Data: 4 Gennaio 2010 - 17:09
Naturlamente non credo che l’autore di Cado dalle nubi abbia avuto l’ambizione di rappresentare deliberatamente l’identità pugliese attraverso la divertente parodia di Checco Zalone. Senza che questo post sembri una questione di lana caprina, posso solo dire che l’identità è l’insieme delle percezioni deliberate e non, della comunicazione giusta o sbagliata, delle caratteristiche positive o negative che un prodotto, un territorio, una marca esprimono in modo più o meno deliberato. Possiamo anche sorridere sulle battute di Checco ma se gli incassi di 10 mln del film sono un indice della quantità di persone che l’hanno visto, almeno 1,5 mln di persone si sono fatte una idea della Puglia e dei pugliesi e se mi è concesso del meridione più in generale. Proprio perchè la questione non è deliberata la cosa è preoccupante. Il cinema più di altre forme di comunicazione ha un linguaggio diretto e crea identità. Lo dicono esperti molto più di chi scrive. Se avessimo avuto un contraltare forte quanto Checco, oggi non staremmo a parlare di 1,5 mln di persone che possono aver costruito una certa percezione della Puglia. Le percezioni sono difficili da cambiare e non bastano campagne di comunicazione, che peraltro per la Puglia non abbiamo ancora visto a sufficienza.
Data: 5 Gennaio 2010 - 10:23
Sento di condividere sia le considerazioni di Alfredo che quelle di Ettore. E’ vero che non è Zalone a fare la Puglia e che in ogni caso è libero di fare “spettacolo” come ritiene. Ma è anche vero che è l’ennesima banalizzazione e mistificazione dell’immagine etica e culturale della Puglia e del pugliese. Il cinema (così come la comunicazione pubblicitaria e come qualsiasi organizzazione privata e pubblica) deve essere oggi più che mai consapevole delle proprie responsabilità storiche, sociali e culturali. Le conquiste e le colonizzazioni di oggi, infatti, sono più subdole ed è inutile continuare a far finta di niente. Tutto viene a galla.
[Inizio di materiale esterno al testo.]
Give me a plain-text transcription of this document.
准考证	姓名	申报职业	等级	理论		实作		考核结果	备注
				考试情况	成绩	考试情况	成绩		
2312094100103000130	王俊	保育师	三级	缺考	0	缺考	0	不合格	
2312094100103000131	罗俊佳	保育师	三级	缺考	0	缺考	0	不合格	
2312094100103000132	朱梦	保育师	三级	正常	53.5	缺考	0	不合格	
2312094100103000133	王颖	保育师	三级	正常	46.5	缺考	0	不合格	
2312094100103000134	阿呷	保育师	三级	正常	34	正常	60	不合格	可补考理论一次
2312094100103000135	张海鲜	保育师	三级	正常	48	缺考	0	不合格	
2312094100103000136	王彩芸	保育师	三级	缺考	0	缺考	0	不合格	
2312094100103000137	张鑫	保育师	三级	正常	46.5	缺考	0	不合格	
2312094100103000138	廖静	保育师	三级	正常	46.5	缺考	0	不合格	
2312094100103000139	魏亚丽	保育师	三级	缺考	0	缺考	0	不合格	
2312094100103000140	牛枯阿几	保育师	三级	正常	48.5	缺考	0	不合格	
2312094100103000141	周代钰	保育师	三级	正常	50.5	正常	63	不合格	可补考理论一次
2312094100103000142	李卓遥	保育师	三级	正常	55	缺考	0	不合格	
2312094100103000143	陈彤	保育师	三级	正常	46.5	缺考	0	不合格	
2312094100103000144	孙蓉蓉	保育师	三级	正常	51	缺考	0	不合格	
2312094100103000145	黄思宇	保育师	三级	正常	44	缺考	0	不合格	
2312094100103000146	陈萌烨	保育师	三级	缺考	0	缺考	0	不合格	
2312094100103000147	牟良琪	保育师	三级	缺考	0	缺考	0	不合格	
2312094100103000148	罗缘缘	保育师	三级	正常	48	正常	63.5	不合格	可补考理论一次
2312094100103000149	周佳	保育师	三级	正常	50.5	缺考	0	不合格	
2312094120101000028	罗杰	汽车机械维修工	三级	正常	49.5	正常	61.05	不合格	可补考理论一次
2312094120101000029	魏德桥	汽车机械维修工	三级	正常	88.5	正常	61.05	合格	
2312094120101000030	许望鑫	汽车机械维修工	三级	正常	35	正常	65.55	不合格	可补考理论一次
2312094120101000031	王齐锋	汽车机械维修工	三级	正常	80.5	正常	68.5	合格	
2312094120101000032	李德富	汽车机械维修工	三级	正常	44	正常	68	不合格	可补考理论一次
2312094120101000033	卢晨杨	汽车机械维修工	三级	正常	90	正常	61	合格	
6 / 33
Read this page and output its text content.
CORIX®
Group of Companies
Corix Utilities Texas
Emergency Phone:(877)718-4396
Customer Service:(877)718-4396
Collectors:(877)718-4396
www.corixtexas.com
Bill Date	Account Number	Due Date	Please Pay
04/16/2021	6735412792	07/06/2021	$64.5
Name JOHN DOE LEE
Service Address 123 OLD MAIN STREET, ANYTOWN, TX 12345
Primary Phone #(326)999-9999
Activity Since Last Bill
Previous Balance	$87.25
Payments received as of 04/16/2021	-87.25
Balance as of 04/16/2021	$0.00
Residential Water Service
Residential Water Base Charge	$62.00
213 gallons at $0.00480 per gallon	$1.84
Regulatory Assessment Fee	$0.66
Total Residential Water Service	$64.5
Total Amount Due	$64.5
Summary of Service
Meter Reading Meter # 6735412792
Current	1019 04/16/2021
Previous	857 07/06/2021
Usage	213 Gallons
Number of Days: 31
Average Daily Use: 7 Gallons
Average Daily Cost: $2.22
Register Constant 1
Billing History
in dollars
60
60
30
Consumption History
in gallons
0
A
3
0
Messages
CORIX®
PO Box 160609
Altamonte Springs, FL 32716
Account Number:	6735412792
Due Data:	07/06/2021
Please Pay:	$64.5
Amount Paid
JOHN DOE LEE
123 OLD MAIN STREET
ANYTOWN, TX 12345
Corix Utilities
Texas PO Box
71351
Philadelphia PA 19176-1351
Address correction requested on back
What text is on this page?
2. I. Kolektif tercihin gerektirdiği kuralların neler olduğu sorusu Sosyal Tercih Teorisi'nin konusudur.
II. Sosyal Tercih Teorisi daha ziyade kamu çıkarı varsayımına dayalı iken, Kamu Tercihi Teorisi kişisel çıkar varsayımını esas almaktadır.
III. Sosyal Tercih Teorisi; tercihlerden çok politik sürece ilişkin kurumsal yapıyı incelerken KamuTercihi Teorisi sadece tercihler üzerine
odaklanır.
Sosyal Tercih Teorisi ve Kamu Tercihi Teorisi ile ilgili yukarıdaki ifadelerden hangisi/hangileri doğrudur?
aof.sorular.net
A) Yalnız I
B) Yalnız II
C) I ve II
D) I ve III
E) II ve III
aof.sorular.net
Data: 5 Gennaio 2010 - 10:55
Dopo aver visto “Ossessione” di Visconti, Vittorio Mussolini, direttore di “Cinema” e figlio del Duce, uscì furente dalla sala urlando “Questa non è l’Italia!”. Gran parte dei film neorealisti suscitarono da parte dei funzionari del dopoguerra una reazione simile: il ritratto di un Paese desolato e colpito dalla povertà faceva infuriare politici ansiosi di dimostrare che l’Italia era sulla via della democrazia e della prosperità. La chiesa cattolica condannò molti film per il loro anticlericalismo e per il modo in cui descrivevano la vita e le abitudini sessuali della classe operaia, mentre la politica ne attaccava il pessimismo e la mancanza di un’esplicita dichiarazione di fede politica.
L’allora sottosegretario allo spettacolo Giulio Andreotti trovò modo di rallentare l’avanzata dei film americani frenando allo stesso tempo gli imbarazzanti eccessi del neorealismo: emanata nel 1949, la “legge Andreotti” fissò limiti alle importazioni e quote sugli schermi, ma pose anche le basi per fornire prestiti alle case di produzione. Per concedere un prestito, una commissione statale doveva approvare la sceneggiatura, e i film privi di un punto di vista politico erano premiati con somme maggiori. Ancora peggio, a un film poteva essere negata la licenza di esportazione se “diffamava l’Italia”. Ettore sollecita dunque una datata e annosa questione. Il limite tra la libertà di espressione e l’immagine che il cinema è in grado di restruire, costruendo storie possibili, italiane o pugliesi che siano.